Of course, of all people, we have absolutely no room to complain about immigrants, when we've been continually emmigrating to the 'New World', as we call it, for hundreds of years!  There are approximately 50 million people of Irish descent in North America, not to mention, Australia, New Zealand, the UK mainland and other parts of the world.  If this show depended only upon listeners living in Ireland, we would would have very few downloads!  And, not all, but a reasonable proportion of our tourist industry depends on people of Irish background coming over to see the 'aul' country' again.  Long may it continue!

Apart from economic aspirations, one of the early reasons why so many Irish (and also Scottish) people migrated to North America, was the need for religious freedom.  In 17th & 18th century Ireland both Roman Catholics and Presbyterians were second class citizens, compared to those who were of the Anglican (or 'Protestant') ascendancy, and who made the laws.  Until the days of Daniel O'Connell and Catholic Emancipation, Roman Catholics were not allowed to own land and, previous to that, priests had been hunted down and murdered and secret worship had to be carried on at a Mass Rock out in the wilds.  

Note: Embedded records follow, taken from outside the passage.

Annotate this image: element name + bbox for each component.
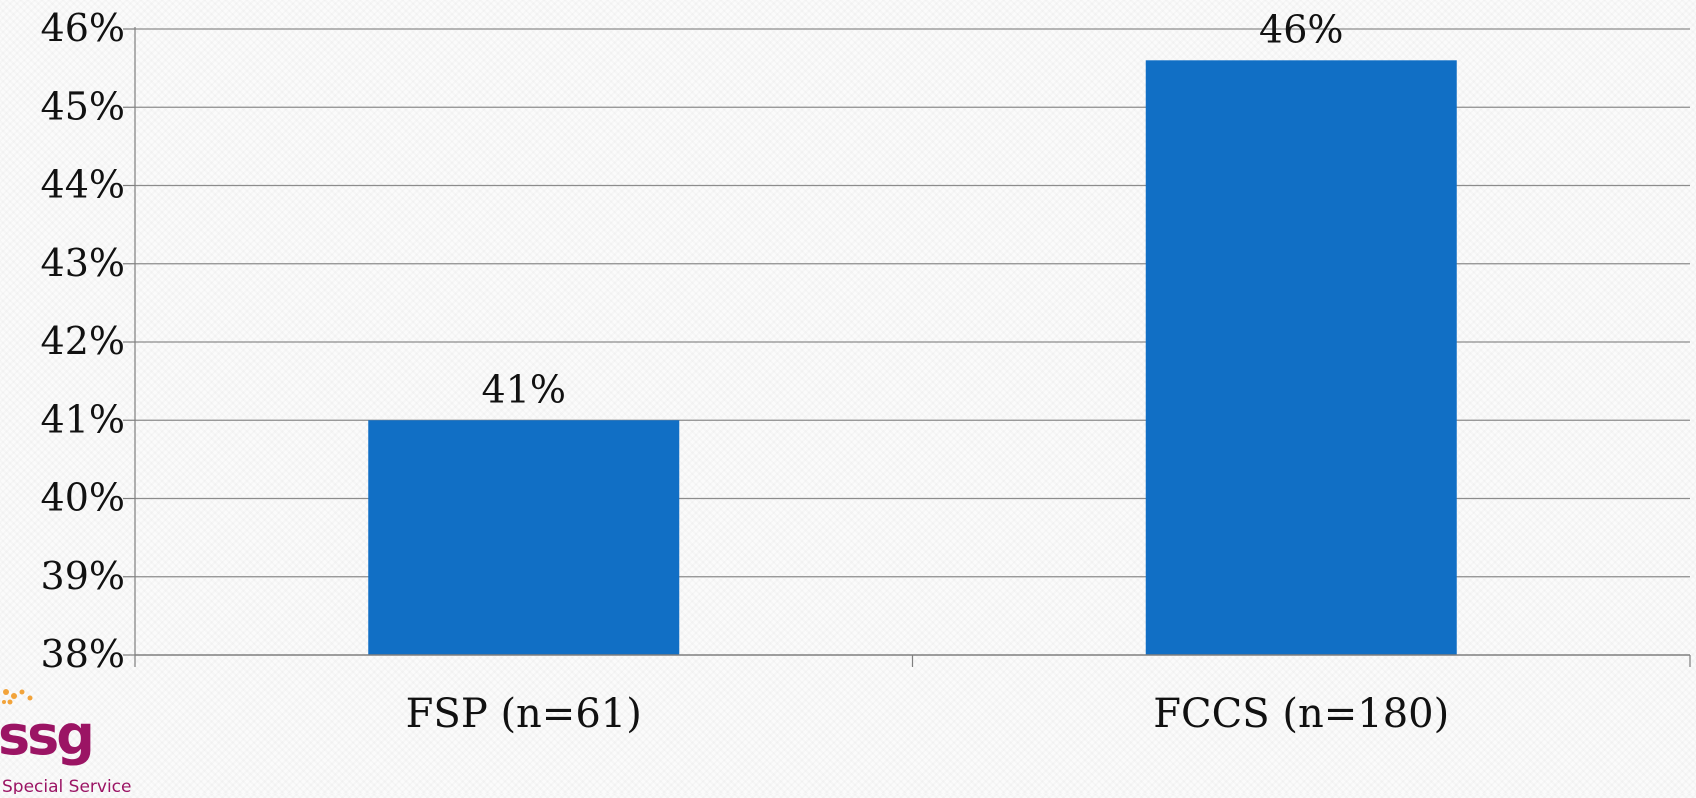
y-tick-label: 40% <box>41 476 125 520</box>
y-tick-label: 44% <box>41 163 125 207</box>
logo-dot <box>2 700 6 704</box>
data-label: 46% <box>1259 7 1343 51</box>
ssg-logo: ssg Special Service <box>0 688 140 797</box>
y-tick-label: 38% <box>41 632 125 676</box>
y-tick-label: 39% <box>41 554 125 598</box>
labels: 38% 39% 40% 41% 42% 43% 44% 45% 46% 41% FSP (n=61)… <box>41 6 1450 737</box>
logo-wordmark: ssg <box>0 704 92 767</box>
x-category-label: FSP (n=61) <box>406 691 642 737</box>
bar <box>1145 60 1457 656</box>
logo-dot <box>7 699 13 705</box>
data-label: 41% <box>482 367 566 411</box>
y-tick-label: 45% <box>41 84 125 128</box>
logo-subtext: Special Service <box>2 777 131 794</box>
y-tick-label: 46% <box>41 6 125 50</box>
logo-dot <box>3 689 9 695</box>
bar <box>368 420 680 655</box>
logo-dot <box>11 693 17 699</box>
axes <box>123 27 1691 667</box>
x-category-label: FCCS (n=180) <box>1153 691 1449 737</box>
logo-dot <box>19 689 25 695</box>
y-tick-label: 43% <box>41 241 125 285</box>
bars <box>368 60 1457 656</box>
logo-dots <box>2 689 33 705</box>
logo-dot <box>27 695 33 701</box>
ssg-logo-mark: ssg Special Service <box>0 689 131 797</box>
y-tick-label: 42% <box>41 319 125 363</box>
y-tick-label: 41% <box>41 397 125 441</box>
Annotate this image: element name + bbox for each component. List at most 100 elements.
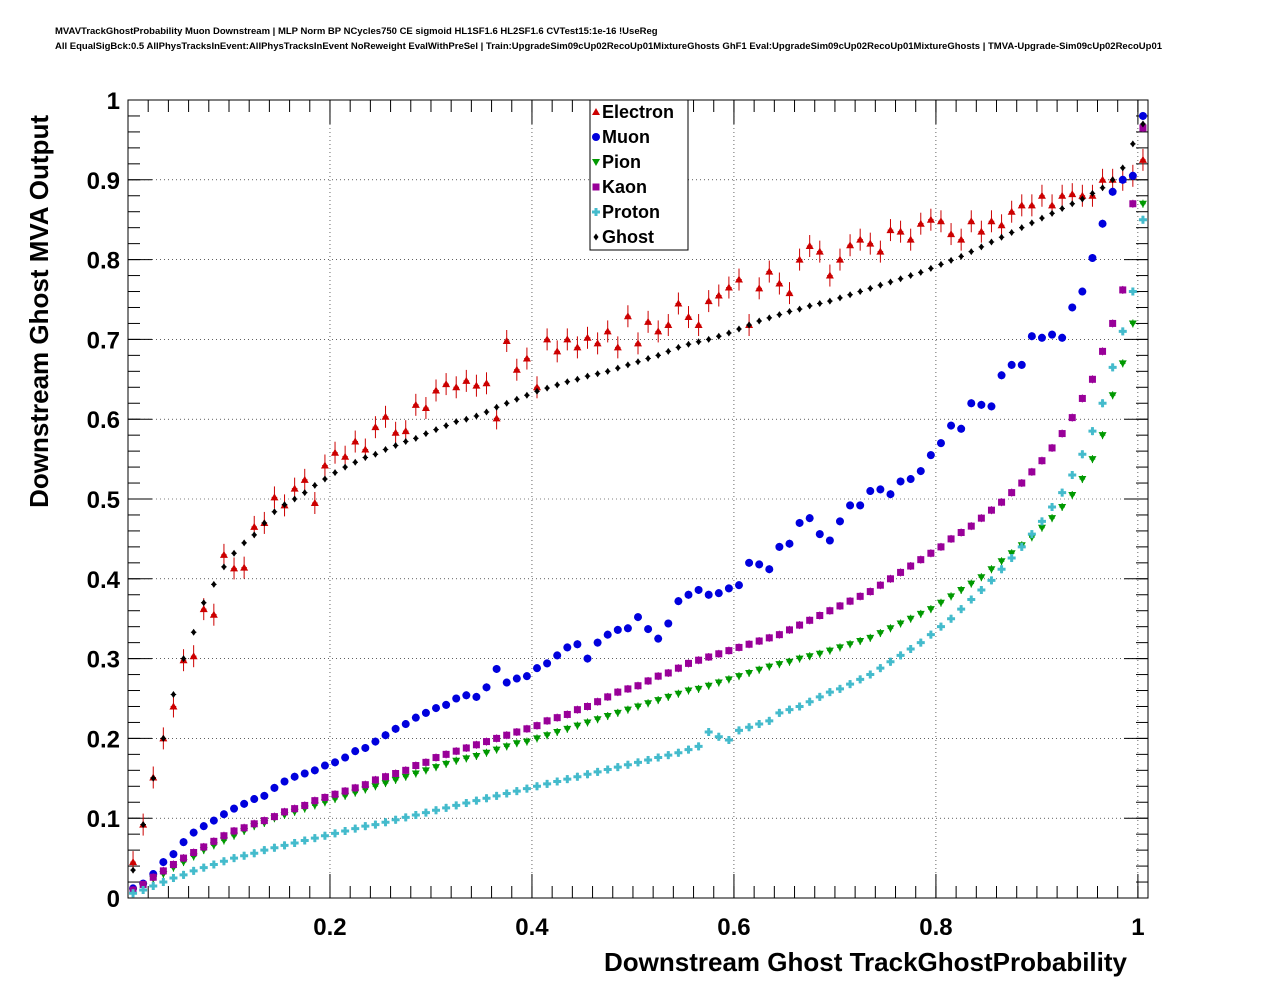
data-point: [936, 622, 945, 631]
data-point: [573, 706, 581, 714]
data-point: [583, 333, 592, 341]
legend-entry: Proton: [592, 202, 660, 222]
data-point: [957, 605, 966, 614]
series-pion: [129, 199, 1147, 896]
data-point: [240, 799, 249, 808]
data-point: [1017, 542, 1026, 551]
data-point: [189, 866, 198, 875]
data-point: [745, 558, 754, 567]
data-point: [886, 575, 894, 583]
series-electron: [129, 148, 1147, 874]
data-point: [351, 824, 360, 833]
data-point: [967, 399, 976, 408]
data-point: [926, 630, 935, 639]
data-point: [201, 599, 207, 607]
data-point: [896, 651, 905, 660]
data-point: [876, 664, 885, 673]
data-point: [331, 790, 339, 798]
data-point: [847, 291, 853, 299]
x-tick-label: 0.2: [313, 914, 346, 941]
data-point: [615, 364, 621, 372]
data-point: [230, 827, 238, 835]
data-point: [936, 599, 945, 607]
data-point: [696, 338, 702, 346]
data-point: [1048, 330, 1057, 339]
data-point: [533, 722, 541, 730]
data-point: [533, 782, 542, 791]
legend-marker: [592, 183, 600, 191]
data-point: [664, 619, 673, 628]
data-point: [533, 664, 542, 673]
data-point: [916, 610, 925, 618]
data-point: [220, 832, 228, 840]
data-point: [857, 288, 863, 296]
data-point: [191, 628, 197, 636]
data-point: [401, 720, 410, 729]
data-point: [524, 391, 530, 399]
data-point: [472, 741, 480, 749]
data-point: [807, 302, 813, 310]
data-point: [403, 438, 409, 446]
data-point: [947, 421, 956, 430]
data-point: [1130, 140, 1136, 148]
data-point: [916, 219, 925, 227]
data-point: [675, 343, 681, 351]
data-point: [391, 815, 400, 824]
data-point: [512, 787, 521, 796]
data-point: [452, 747, 460, 755]
data-point: [1098, 175, 1107, 183]
data-point: [240, 851, 249, 860]
data-point: [694, 585, 703, 594]
data-point: [674, 597, 683, 606]
data-point: [785, 705, 794, 714]
data-point: [644, 625, 653, 634]
data-point: [493, 734, 501, 742]
data-point: [1128, 287, 1137, 296]
data-point: [866, 487, 875, 496]
data-point: [918, 268, 924, 276]
data-point: [896, 227, 905, 235]
data-point: [523, 725, 531, 733]
data-point: [251, 531, 257, 539]
data-point: [371, 737, 380, 746]
data-point: [926, 606, 935, 614]
data-point: [886, 226, 895, 234]
data-point: [877, 281, 883, 289]
data-point: [1098, 399, 1107, 408]
data-point: [815, 692, 824, 701]
data-point: [583, 770, 592, 779]
data-point: [502, 743, 511, 751]
data-point: [654, 697, 663, 705]
data-point: [361, 781, 369, 789]
data-point: [462, 744, 470, 752]
data-point: [623, 706, 632, 714]
data-point: [1048, 502, 1057, 511]
data-point: [421, 708, 430, 717]
data-point: [412, 762, 420, 770]
data-point: [896, 620, 905, 628]
data-point: [310, 834, 319, 843]
data-point: [603, 765, 612, 774]
data-point: [331, 758, 340, 767]
data-point: [351, 747, 360, 756]
data-point: [958, 252, 964, 260]
data-point: [209, 610, 218, 618]
data-point: [725, 647, 733, 655]
data-point: [634, 682, 642, 690]
data-point: [320, 461, 329, 469]
data-point: [482, 794, 491, 803]
data-point: [573, 343, 582, 351]
data-point: [361, 822, 370, 831]
data-point: [361, 445, 370, 453]
x-tick-label: 0.6: [717, 914, 750, 941]
data-point: [472, 796, 481, 805]
x-tick-label: 0.8: [919, 914, 952, 941]
data-point: [805, 242, 814, 250]
data-point: [815, 530, 824, 539]
data-point: [331, 448, 340, 456]
data-point: [513, 728, 521, 736]
data-point: [230, 804, 239, 813]
data-point: [997, 371, 1006, 380]
data-point: [765, 716, 774, 725]
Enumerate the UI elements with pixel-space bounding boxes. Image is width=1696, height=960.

Presbyterians, though supposedly of the same Protestant religion, were often forced to worship in secret in the countryside and ridiculed as 'blackmouths' by their Anglican brethren - from eating blackberries there.  Many of these 'Ulster-Scots' settled in the Appalachian Mountain region, and were often called 'hillbillies', referring to their songs about William of Orange.  The Scottish Covenanters also were nicknamed 'rednecks', because many signed the Covenant in their own blood and wore a red cloth around their neck as a sign of this.  Many of these fled to Ulster in the 17th century and later emmigrated to North America.

Although both Presbyterian and Roman Catholic (from both Scotland and Ireland) came to North America seeking freedom from religious intolerance, unfortunately, we did not see any need to apply the same rule to the indigenous Native American people we found there.  We treated their worship of the Creator as 'pagan' and 'devil worship', simply because we didn't understand it and we perpetuated the same intolerance upon them that we had experienced from the English back home!